The situation was different for Sox9, although its expression has not so far been recorded at the early developmental stages by analysis of expressed sequence tags (EST). Its level of expression measured by quantitative PCR in the early embryo was indeed low, but clearly significant,and even more so in the paramutated form. Epigenetic upregulation of Sox9 as a primary modification in the miR-124^*embryos would be compatible with a corresponding increase of other transcripts in a complex network of regulations, not unexpected given the multiple roles of the gene in development. A common theme of Sox9 analysis in various differentiation pathways (Lefebvre et al., 2007) is the ability to function at an early stage,possibly in the control of the proliferation and differentiation of progenitors. This is precisely the role suggested for the multipotential embryonic stem cells by the present results. It is of interest to consider that the heritability of body size in human is not fully accounted for by Mendelian determinants (Maher,2008). Inherited epigenetic determinations might offer an alternative model, especially considering the significant concentration of RNA of human sperm (Miller et al.,2005).

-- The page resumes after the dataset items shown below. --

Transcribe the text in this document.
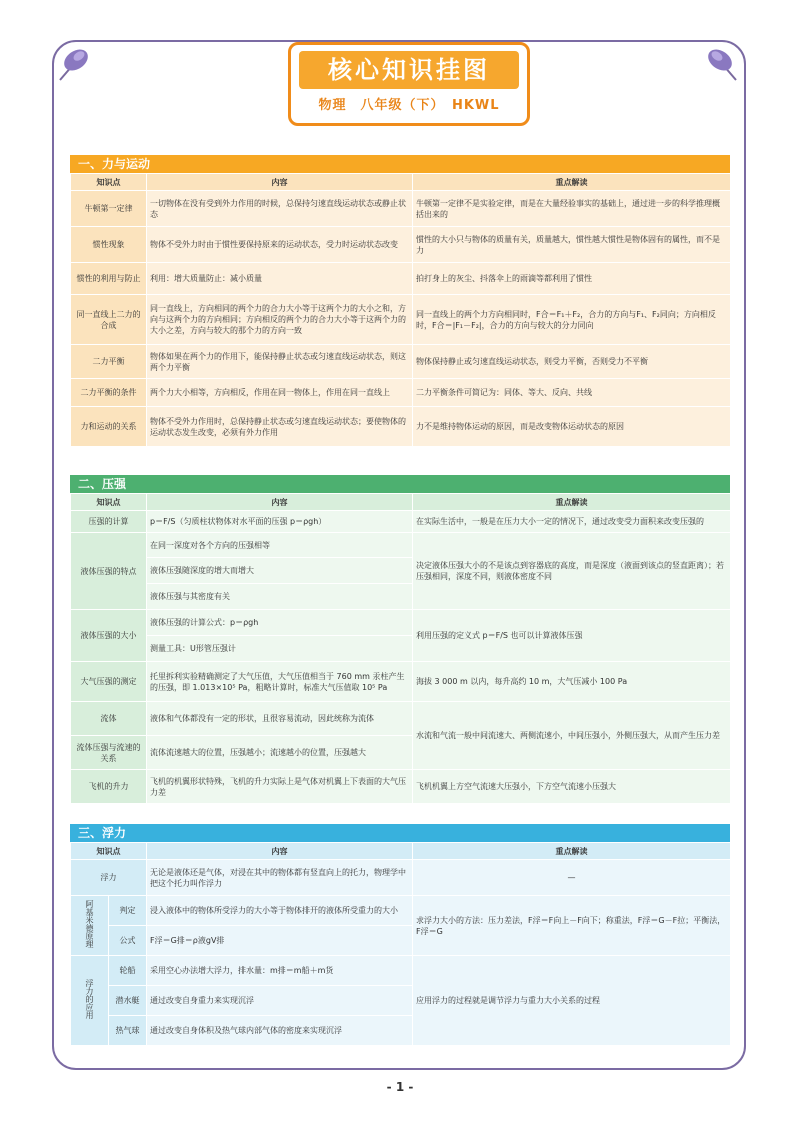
核心知识挂图
物理　八年级（下）　HKWL
一、力与运动
知识点	内容	重点解读
牛顿第一定律	一切物体在没有受到外力作用的时候，总保持匀速直线运动状态或静止状态	牛顿第一定律不是实验定律，而是在大量经验事实的基础上，通过进一步的科学推理概括出来的
惯性现象	物体不受外力时由于惯性要保持原来的运动状态，受力时运动状态改变	惯性的大小只与物体的质量有关，质量越大，惯性越大惯性是物体固有的属性，而不是力
惯性的利用与防止	利用：增大质量防止：减小质量	拍打身上的灰尘、抖落伞上的雨滴等都利用了惯性
同一直线上二力的合成	同一直线上，方向相同的两个力的合力大小等于这两个力的大小之和，方向与这两个力的方向相同；方向相反的两个力的合力大小等于这两个力的大小之差，方向与较大的那个力的方向一致	同一直线上的两个力方向相同时，F合＝F₁＋F₂，合力的方向与F₁、F₂同向；方向相反时，F合＝|F₁－F₂|，合力的方向与较大的分力同向
二力平衡	物体如果在两个力的作用下，能保持静止状态或匀速直线运动状态，则这两个力平衡	物体保持静止或匀速直线运动状态，则受力平衡，否则受力不平衡
二力平衡的条件	两个力大小相等，方向相反，作用在同一物体上，作用在同一直线上	二力平衡条件可简记为：同体、等大、反向、共线
力和运动的关系	物体不受外力作用时，总保持静止状态或匀速直线运动状态；要使物体的运动状态发生改变，必须有外力作用	力不是维持物体运动的原因，而是改变物体运动状态的原因
二、压强
知识点	内容	重点解读
压强的计算	p＝F/S（匀质柱状物体对水平面的压强 p＝ρgh）	在实际生活中，一般是在压力大小一定的情况下，通过改变受力面积来改变压强的
液体压强的特点	在同一深度对各个方向的压强相等	决定液体压强大小的不是该点到容器底的高度，而是深度（液面到该点的竖直距离）；若压强相同，深度不同，则液体密度不同
	液体压强随深度的增大而增大	
	液体压强与其密度有关	
液体压强的大小	液体压强的计算公式：p＝ρgh	利用压强的定义式 p＝F/S 也可以计算液体压强
	测量工具：U形管压强计	
大气压强的测定	托里拆利实验精确测定了大气压值，大气压值相当于 760 mm 汞柱产生的压强，即 1.013×10⁵ Pa，粗略计算时，标准大气压值取 10⁵ Pa	海拔 3 000 m 以内，每升高约 10 m，大气压减小 100 Pa
流体	液体和气体都没有一定的形状，且很容易流动，因此统称为流体	水流和气流一般中间流速大、两侧流速小，中间压强小，外侧压强大，从而产生压力差
流体压强与流速的关系	流体流速越大的位置，压强越小；流速越小的位置，压强越大	
飞机的升力	飞机的机翼形状特殊，飞机的升力实际上是气体对机翼上下表面的大气压力差	飞机机翼上方空气流速大压强小，下方空气流速小压强大
三、浮力
知识点		内容	重点解读
浮力		无论是液体还是气体，对浸在其中的物体都有竖直向上的托力，物理学中把这个托力叫作浮力	—
阿基米德原理	判定	浸入液体中的物体所受浮力的大小等于物体排开的液体所受重力的大小	求浮力大小的方法：压力差法，F浮＝F向上－F向下；称重法，F浮＝G－F拉；平衡法，F浮＝G
	公式	F浮＝G排＝ρ液gV排	
浮力的应用	轮船	采用空心办法增大浮力，排水量：m排＝m船＋m货	应用浮力的过程就是调节浮力与重力大小关系的过程
	潜水艇	通过改变自身重力来实现沉浮	
	热气球	通过改变自身体积及热气球内部气体的密度来实现沉浮	
- 1 -
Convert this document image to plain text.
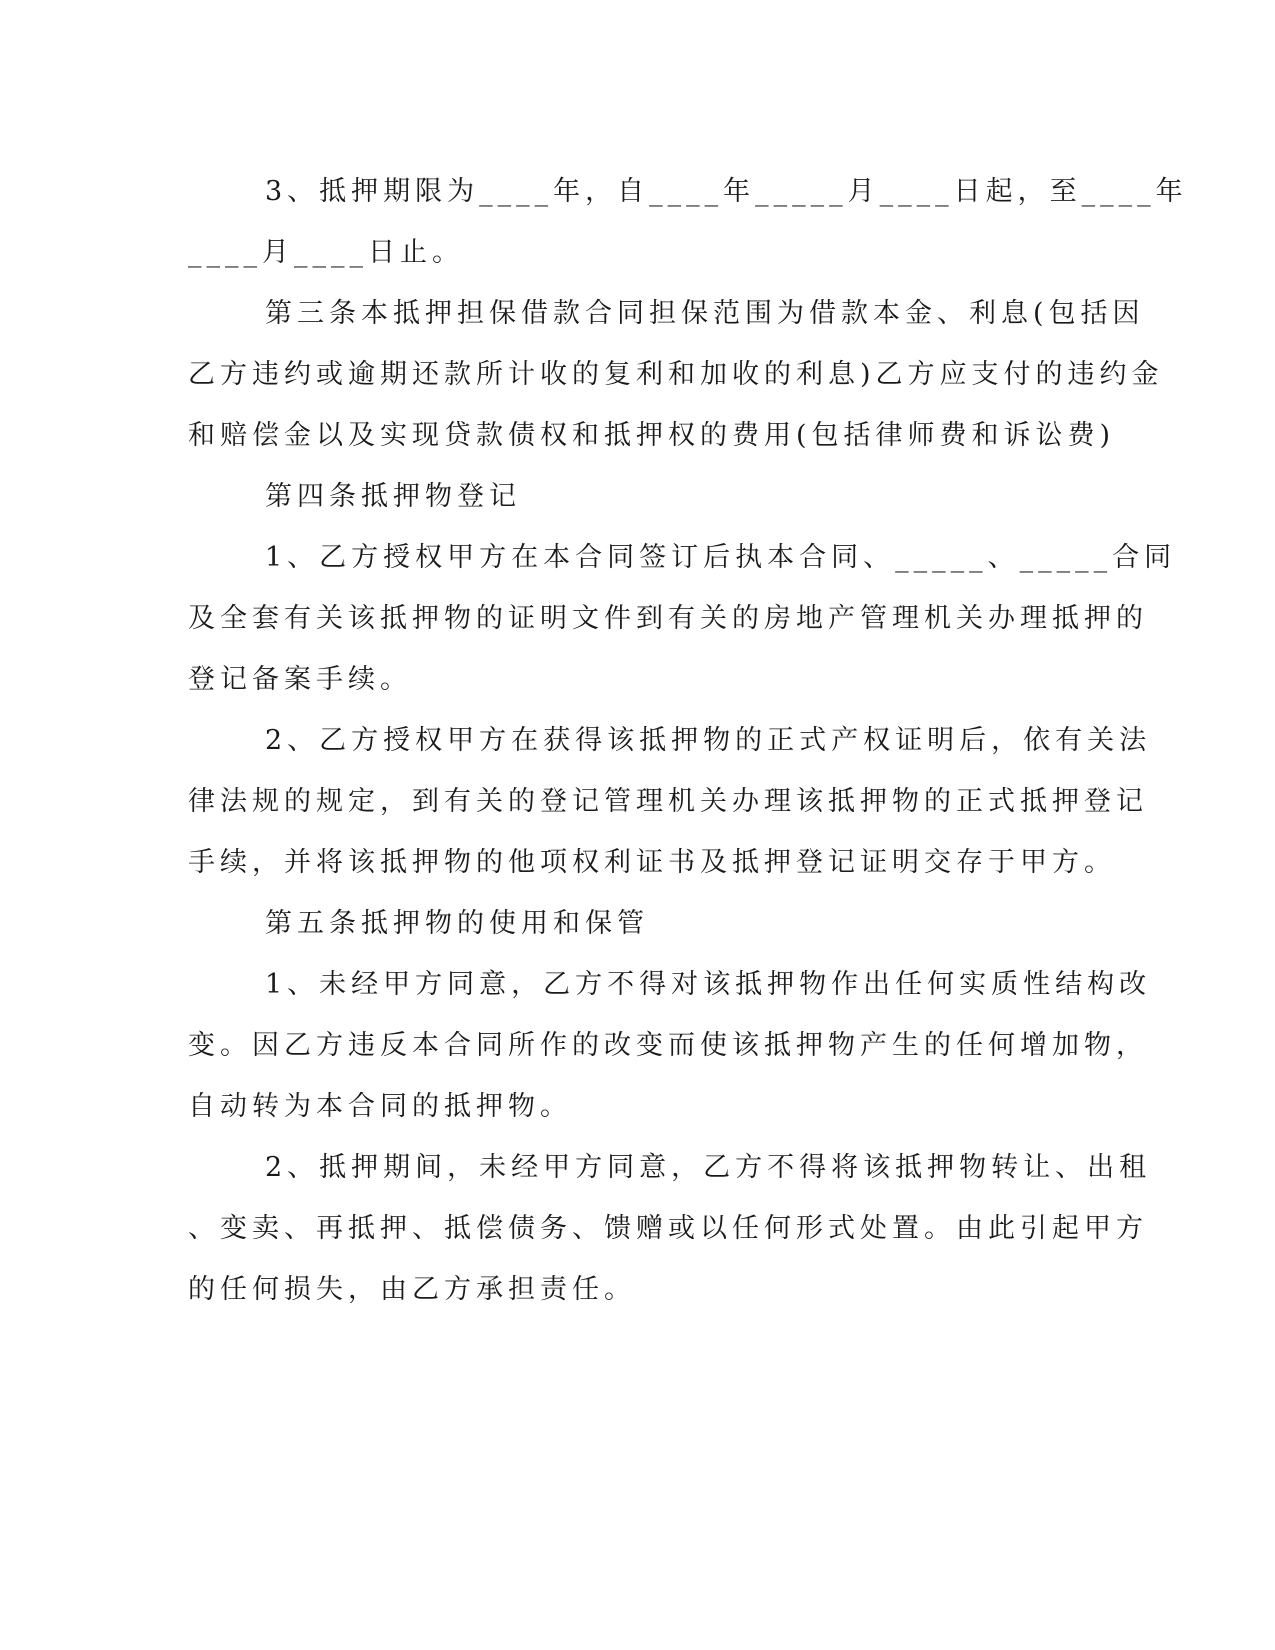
3、抵押期限为____年，自____年_____月____日起，至____年
____月____日止。

第三条本抵押担保借款合同担保范围为借款本金、利息(包括因
乙方违约或逾期还款所计收的复利和加收的利息)乙方应支付的违约金
和赔偿金以及实现贷款债权和抵押权的费用(包括律师费和诉讼费)

第四条抵押物登记

1、乙方授权甲方在本合同签订后执本合同、_____、_____合同
及全套有关该抵押物的证明文件到有关的房地产管理机关办理抵押的
登记备案手续。

2、乙方授权甲方在获得该抵押物的正式产权证明后，依有关法
律法规的规定，到有关的登记管理机关办理该抵押物的正式抵押登记
手续，并将该抵押物的他项权利证书及抵押登记证明交存于甲方。

第五条抵押物的使用和保管

1、未经甲方同意，乙方不得对该抵押物作出任何实质性结构改
变。因乙方违反本合同所作的改变而使该抵押物产生的任何增加物，
自动转为本合同的抵押物。

2、抵押期间，未经甲方同意，乙方不得将该抵押物转让、出租
、变卖、再抵押、抵偿债务、馈赠或以任何形式处置。由此引起甲方
的任何损失，由乙方承担责任。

As it is, and as it was for mutations in classical genetics, paramutation could lead to the identification of genes involved in complex developmental phenotypes. Microinjection assays performed with other RNAs, microRNAs and their combinations might allow the discovery of new regulatory pathways. Finally, note that previously we considered(Wagner et al., 2008) that paramutation can be viewed basically as a surveillance program, recognizing an abnormal RNA profile that indicates alteration of the locus, by either illegitimate recombination or transposon insertion, and maintaining a crucial gene function by an increased expression of the correct allele.